Los personajes así reunidos se encontraron ante un hombre robusto, con el rostro de un color rojo malsano y de ojos verdes, vestido con un rico traje de Zarigrado, con una barba pelirroja y con bigotes curiosamente retorcidos, a la manera húngara. El discurso que aquel hombre violento dio a los circunstantes, les extrañó aún más que su aspecto externo: "Sin duda os habrán llegado rumores sobre mí y sé que esos rumores no pueden ser ni hermosos ni agradables. Probablemente habéis oído decir que exijo a todos trabajo y obediencia y que no dudo en castigar y matar a quienes no trabajan como es preciso y a quienes no obedecen sin réplica, y que ignoro lo que quiere decir "no podemos" o "no hay"; también habréis oído decir que a mi lado se puede perder la cabeza por una palabra insignificante y que, en definitiva, soy un hombre sanguinario y malvado. He de deciros que esos rumores no son ni imaginarios ni exagerados. Ciertamente, bajo mi tilo no hay sombra. He adquirido tal reputación merced a un servicio de largos años ejecutando fielmente las órdenes del gran visir. Si Dios quiere, cuento con poder llevar a buen término el trabajo para el que he sido enviado, y, cuando, una vez concluido, me marche de aquí, espero que me precederán unos rumores más negros y peores que los que hasta vosotros han llegado."

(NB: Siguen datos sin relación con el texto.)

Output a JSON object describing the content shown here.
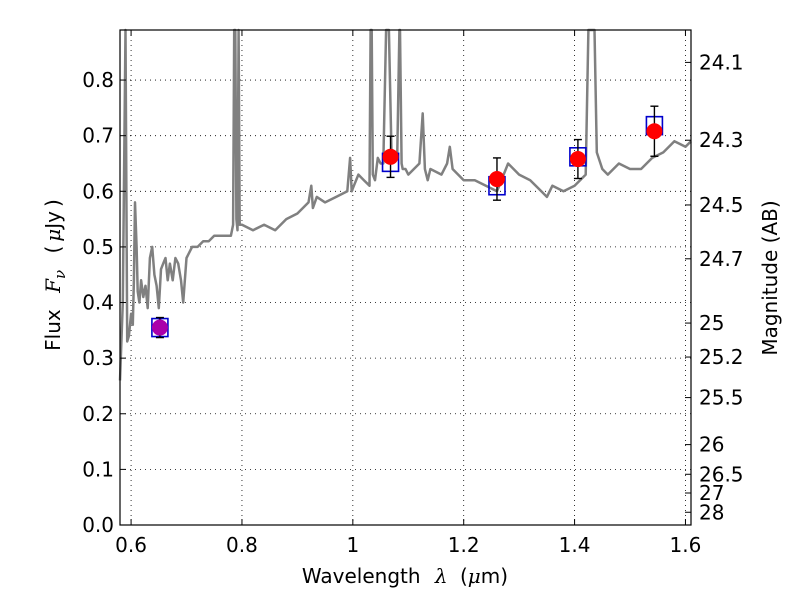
{
  "chart_data": {
    "type": "scatter",
    "xlabel_text": "Wavelength",
    "xlabel_symbol": "λ",
    "xlabel_unit_open": "(",
    "xlabel_unit_mu": "μ",
    "xlabel_unit_rest": "m)",
    "ylabel_text": "Flux",
    "ylabel_symbol": "F",
    "ylabel_sub": "ν",
    "ylabel_unit_open": "(",
    "ylabel_unit_mu": "μ",
    "ylabel_unit_rest": "Jy",
    "ylabel_unit_close": ")",
    "y2label": "Magnitude (AB)",
    "xlim": [
      0.58,
      1.61
    ],
    "ylim": [
      0.0,
      0.89
    ],
    "grid": true,
    "x_ticks": [
      {
        "value": 0.6,
        "label": "0.6"
      },
      {
        "value": 0.8,
        "label": "0.8"
      },
      {
        "value": 1.0,
        "label": "1"
      },
      {
        "value": 1.2,
        "label": "1.2"
      },
      {
        "value": 1.4,
        "label": "1.4"
      },
      {
        "value": 1.6,
        "label": "1.6"
      }
    ],
    "y_ticks": [
      {
        "value": 0.0,
        "label": "0.0"
      },
      {
        "value": 0.1,
        "label": "0.1"
      },
      {
        "value": 0.2,
        "label": "0.2"
      },
      {
        "value": 0.3,
        "label": "0.3"
      },
      {
        "value": 0.4,
        "label": "0.4"
      },
      {
        "value": 0.5,
        "label": "0.5"
      },
      {
        "value": 0.6,
        "label": "0.6"
      },
      {
        "value": 0.7,
        "label": "0.7"
      },
      {
        "value": 0.8,
        "label": "0.8"
      }
    ],
    "y2_ticks": [
      {
        "mag": 24.1,
        "label": "24.1"
      },
      {
        "mag": 24.3,
        "label": "24.3"
      },
      {
        "mag": 24.5,
        "label": "24.5"
      },
      {
        "mag": 24.7,
        "label": "24.7"
      },
      {
        "mag": 25.0,
        "label": "25"
      },
      {
        "mag": 25.2,
        "label": "25.2"
      },
      {
        "mag": 25.5,
        "label": "25.5"
      },
      {
        "mag": 26.0,
        "label": "26"
      },
      {
        "mag": 26.5,
        "label": "26.5"
      },
      {
        "mag": 27.0,
        "label": "27"
      },
      {
        "mag": 28.0,
        "label": "28"
      }
    ],
    "series": [
      {
        "kind": "model_spectrum",
        "color": "#808080",
        "x": [
          0.58,
          0.585,
          0.59,
          0.593,
          0.596,
          0.6,
          0.603,
          0.605,
          0.607,
          0.61,
          0.612,
          0.615,
          0.618,
          0.622,
          0.626,
          0.63,
          0.634,
          0.638,
          0.642,
          0.646,
          0.65,
          0.654,
          0.658,
          0.662,
          0.666,
          0.67,
          0.675,
          0.68,
          0.685,
          0.69,
          0.694,
          0.7,
          0.71,
          0.72,
          0.73,
          0.74,
          0.75,
          0.76,
          0.77,
          0.78,
          0.784,
          0.786,
          0.788,
          0.79,
          0.792,
          0.794,
          0.796,
          0.8,
          0.82,
          0.84,
          0.86,
          0.88,
          0.9,
          0.92,
          0.925,
          0.928,
          0.935,
          0.95,
          0.97,
          0.99,
          0.995,
          0.998,
          1.002,
          1.01,
          1.02,
          1.03,
          1.032,
          1.034,
          1.036,
          1.04,
          1.045,
          1.05,
          1.055,
          1.06,
          1.065,
          1.07,
          1.075,
          1.08,
          1.084,
          1.085,
          1.088,
          1.09,
          1.095,
          1.1,
          1.12,
          1.126,
          1.13,
          1.135,
          1.14,
          1.16,
          1.17,
          1.175,
          1.18,
          1.2,
          1.22,
          1.24,
          1.26,
          1.28,
          1.3,
          1.32,
          1.34,
          1.35,
          1.36,
          1.38,
          1.4,
          1.42,
          1.425,
          1.428,
          1.433,
          1.436,
          1.44,
          1.45,
          1.46,
          1.48,
          1.5,
          1.52,
          1.54,
          1.56,
          1.58,
          1.6,
          1.61
        ],
        "y": [
          0.26,
          0.4,
          0.89,
          0.33,
          0.34,
          0.38,
          0.36,
          0.44,
          0.58,
          0.5,
          0.42,
          0.4,
          0.44,
          0.41,
          0.43,
          0.39,
          0.48,
          0.5,
          0.45,
          0.43,
          0.39,
          0.46,
          0.47,
          0.48,
          0.44,
          0.47,
          0.44,
          0.48,
          0.47,
          0.44,
          0.4,
          0.48,
          0.5,
          0.5,
          0.51,
          0.51,
          0.52,
          0.52,
          0.52,
          0.52,
          0.54,
          0.89,
          0.89,
          0.55,
          0.53,
          0.89,
          0.54,
          0.54,
          0.53,
          0.54,
          0.53,
          0.55,
          0.56,
          0.58,
          0.61,
          0.57,
          0.59,
          0.58,
          0.59,
          0.6,
          0.66,
          0.6,
          0.61,
          0.63,
          0.62,
          0.61,
          0.89,
          0.89,
          0.63,
          0.62,
          0.66,
          0.65,
          0.65,
          0.89,
          0.89,
          0.66,
          0.66,
          0.66,
          0.89,
          0.89,
          0.65,
          0.64,
          0.64,
          0.63,
          0.65,
          0.74,
          0.64,
          0.62,
          0.64,
          0.63,
          0.65,
          0.68,
          0.64,
          0.62,
          0.62,
          0.61,
          0.6,
          0.65,
          0.63,
          0.62,
          0.6,
          0.59,
          0.61,
          0.6,
          0.61,
          0.63,
          0.89,
          0.89,
          0.89,
          0.89,
          0.67,
          0.64,
          0.63,
          0.65,
          0.64,
          0.64,
          0.66,
          0.67,
          0.69,
          0.68,
          0.69
        ]
      },
      {
        "kind": "synthetic_photometry",
        "marker": "open-square",
        "color": "#0000cc",
        "x": [
          0.652,
          1.068,
          1.26,
          1.406,
          1.544
        ],
        "y": [
          0.355,
          0.652,
          0.61,
          0.662,
          0.718
        ]
      },
      {
        "kind": "observed_photometry",
        "marker": "filled-circle",
        "colors": [
          "#aa00aa",
          "#ff0000",
          "#ff0000",
          "#ff0000",
          "#ff0000"
        ],
        "x": [
          0.652,
          1.068,
          1.26,
          1.406,
          1.544
        ],
        "y": [
          0.355,
          0.662,
          0.622,
          0.658,
          0.708
        ],
        "yerr": [
          0.018,
          0.037,
          0.038,
          0.035,
          0.045
        ]
      }
    ]
  }
}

Después de esta introducción insólita que todos escucharon en silencio y con la mirada baja, Abidaga explicó a los hombres reunidos que se trataba de una construcción de gran importancia, tanto que los países más ricos no tenían un monumento parecido, y que los trabajos durarían cinco años, quizá incluso seis, pero que la voluntad del visir sería respetada escrupulosamente y en el momento fijado.

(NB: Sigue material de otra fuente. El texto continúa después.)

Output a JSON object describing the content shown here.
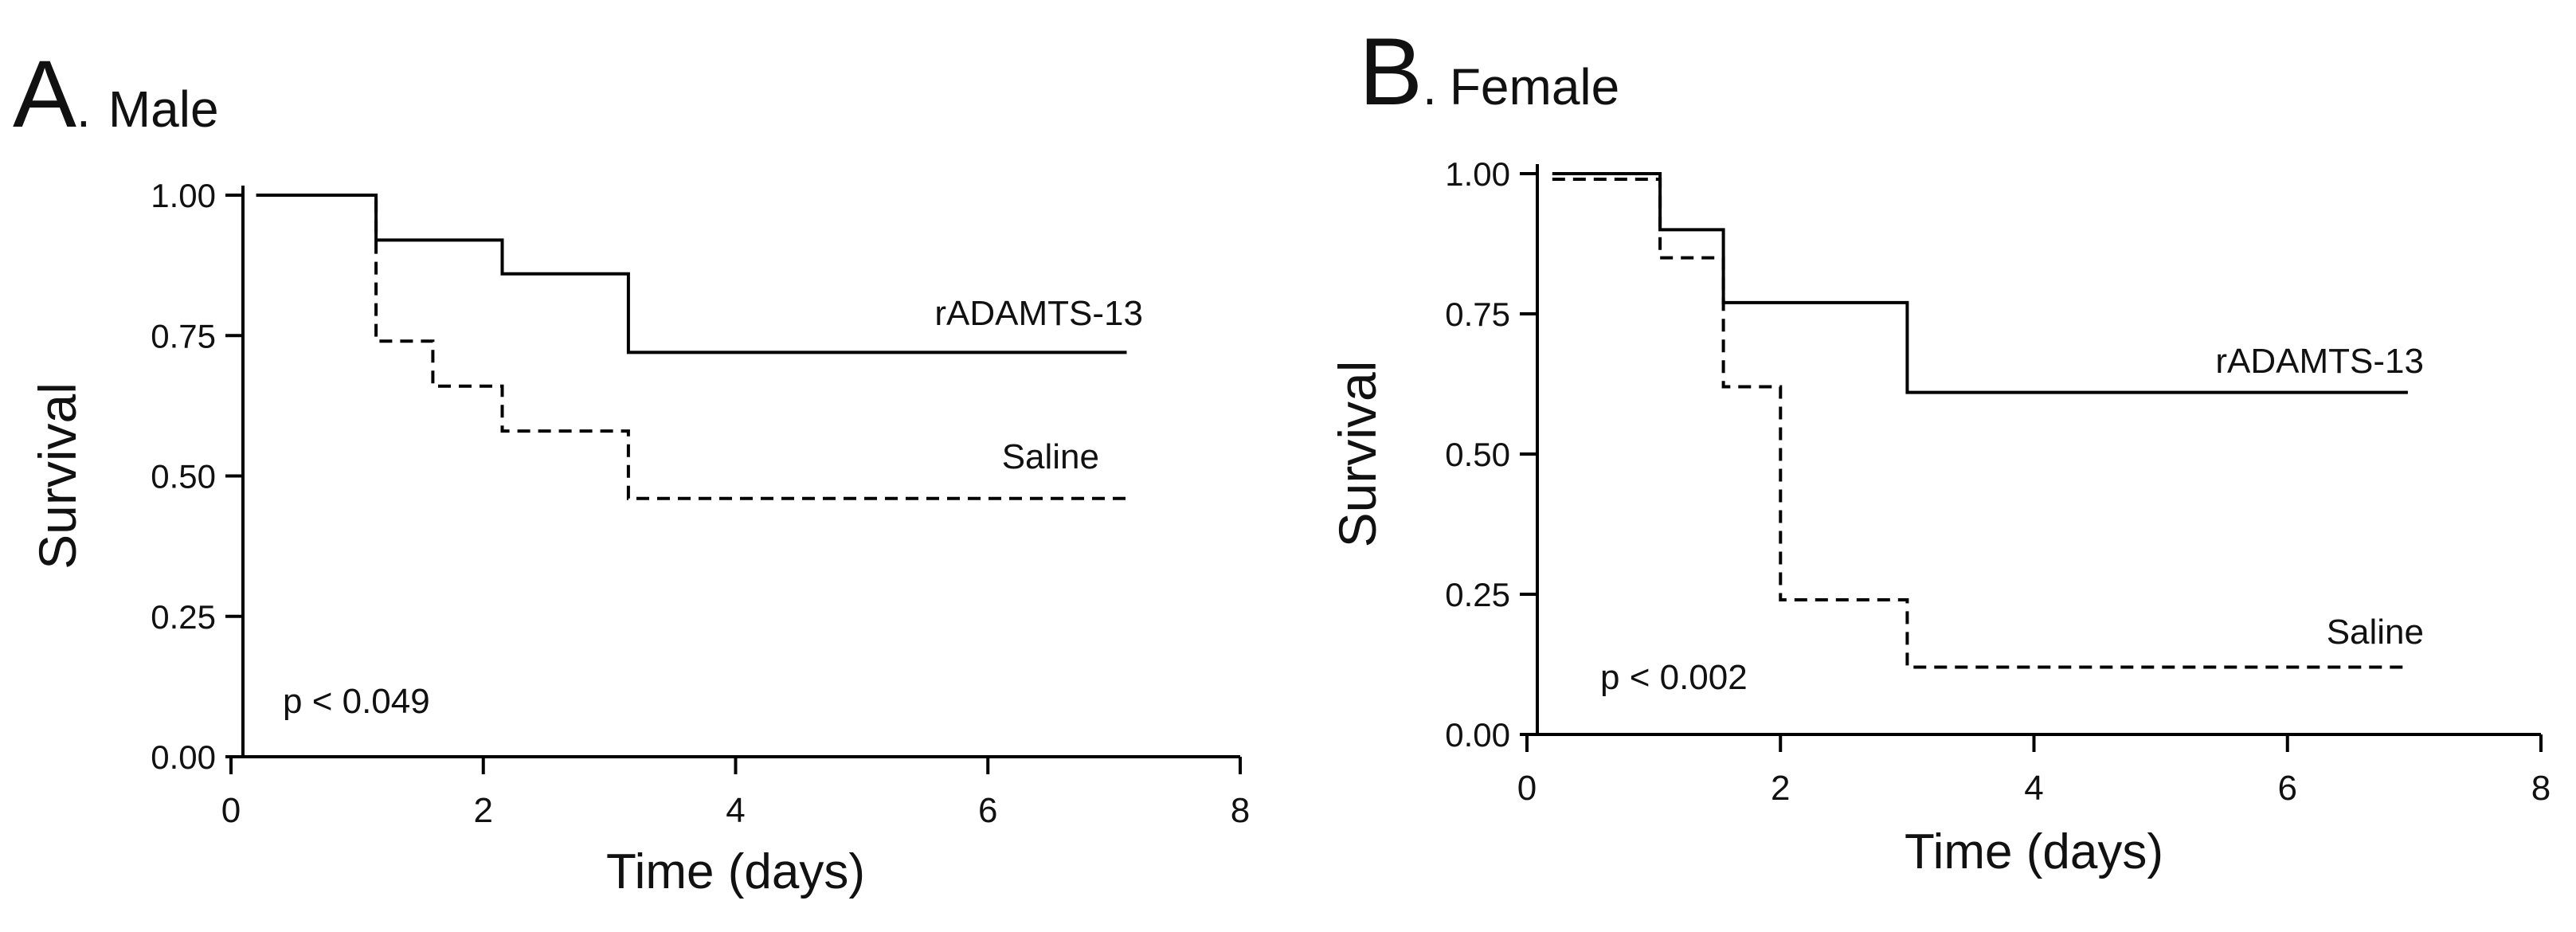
{
  "panels": [
    {
      "letter": "A",
      "dot": ".",
      "title": "Male"
    },
    {
      "letter": "B",
      "dot": ".",
      "title": "Female"
    }
  ],
  "chart_data": [
    {
      "type": "line",
      "title": "A. Male",
      "xlabel": "Time (days)",
      "ylabel": "Survival",
      "xlim": [
        0,
        8
      ],
      "ylim": [
        0,
        1
      ],
      "xticks": [
        "0",
        "2",
        "4",
        "6",
        "8"
      ],
      "yticks": [
        "0.00",
        "0.25",
        "0.50",
        "0.75",
        "1.00"
      ],
      "annotation": "p < 0.049",
      "series": [
        {
          "name": "rADAMTS-13",
          "style": "solid",
          "x": [
            0.2,
            1.15,
            1.15,
            2.15,
            2.15,
            3.15,
            3.15,
            7.1
          ],
          "y": [
            1.0,
            1.0,
            0.92,
            0.92,
            0.86,
            0.86,
            0.72,
            0.72
          ]
        },
        {
          "name": "Saline",
          "style": "dashed",
          "x": [
            0.2,
            1.15,
            1.15,
            1.6,
            1.6,
            2.15,
            2.15,
            3.15,
            3.15,
            7.1
          ],
          "y": [
            1.0,
            1.0,
            0.74,
            0.74,
            0.66,
            0.66,
            0.58,
            0.58,
            0.46,
            0.46
          ]
        }
      ]
    },
    {
      "type": "line",
      "title": "B. Female",
      "xlabel": "Time (days)",
      "ylabel": "Survival",
      "xlim": [
        0,
        8
      ],
      "ylim": [
        0,
        1
      ],
      "xticks": [
        "0",
        "2",
        "4",
        "6",
        "8"
      ],
      "yticks": [
        "0.00",
        "0.25",
        "0.50",
        "0.75",
        "1.00"
      ],
      "annotation": "p < 0.002",
      "series": [
        {
          "name": "rADAMTS-13",
          "style": "solid",
          "x": [
            0.2,
            1.05,
            1.05,
            1.55,
            1.55,
            3.0,
            3.0,
            6.95
          ],
          "y": [
            1.0,
            1.0,
            0.9,
            0.9,
            0.77,
            0.77,
            0.61,
            0.61
          ]
        },
        {
          "name": "Saline",
          "style": "dashed",
          "x": [
            0.2,
            1.05,
            1.05,
            1.55,
            1.55,
            2.0,
            2.0,
            3.0,
            3.0,
            6.95
          ],
          "y": [
            0.99,
            0.99,
            0.85,
            0.85,
            0.62,
            0.62,
            0.24,
            0.24,
            0.12,
            0.12
          ]
        }
      ]
    }
  ]
}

Tras estas palabras, les expuso cuáles eran las primeras necesidades y cuáles los trabajos preparatorios y lo que esperaba en esta ocasión de los turcos de aquellos lugares, y lo que exigía a los infieles, a los cristianos.
Cerca de él estaba sentado Tosún efendi, hombrecillo islamizado, pálido y amarillo, oriundo de las islas griegas, maestro de obras que había construido en Zarigrado numerosas fundaciones piadosas por cuenta de Mohamed-Pachá. Permanecía tranquilo e indiferente, como si no oyera el discurso de Abidaga. Contemplaba sus manos y, sólo de vez en cuando, levantaba la mirada. Entonces se podían ver sus ojos grandes y negros de brillo aterciopelado, hermosos ojos miopes de un hombre que no mira más que su trabajo y no ve ni siente ni comprende ninguna otra cosa en la vida y en el mundo.
Los hombres salieron de la tienda estrecha y sofocante. Sentían cómo les corrían las gotas de sudor bajo los trajes nuevos de fiesta y experimentaban un miedo y una inquietud que se posaba rápida e irresistiblemente en sus corazones.
Una desgracia enorme e incomprensible se cernía sobre la ciudad y toda la región, una catástrofe cuyo fin no se podía prever. En primer lugar, se empezó a talar el bosque y a transportar la madera. Se amontonaron tantas vigas sobre las dos orillas del Drina que, durante mucho tiempo, la gente pensó que el puente iba a ser construido de madera. Después, se iniciaron los trabajos de nivelación, las excavaciones y la perforación de la orilla rocosa. Aquellos trabajos se ejecutaron en su mayor parte gracias a la leva. Y todo continuó de este modo hasta avanzado el otoño, época en la que se suspendieron provisionalmente los trabajos, una vez concluida la primera parte de las obras.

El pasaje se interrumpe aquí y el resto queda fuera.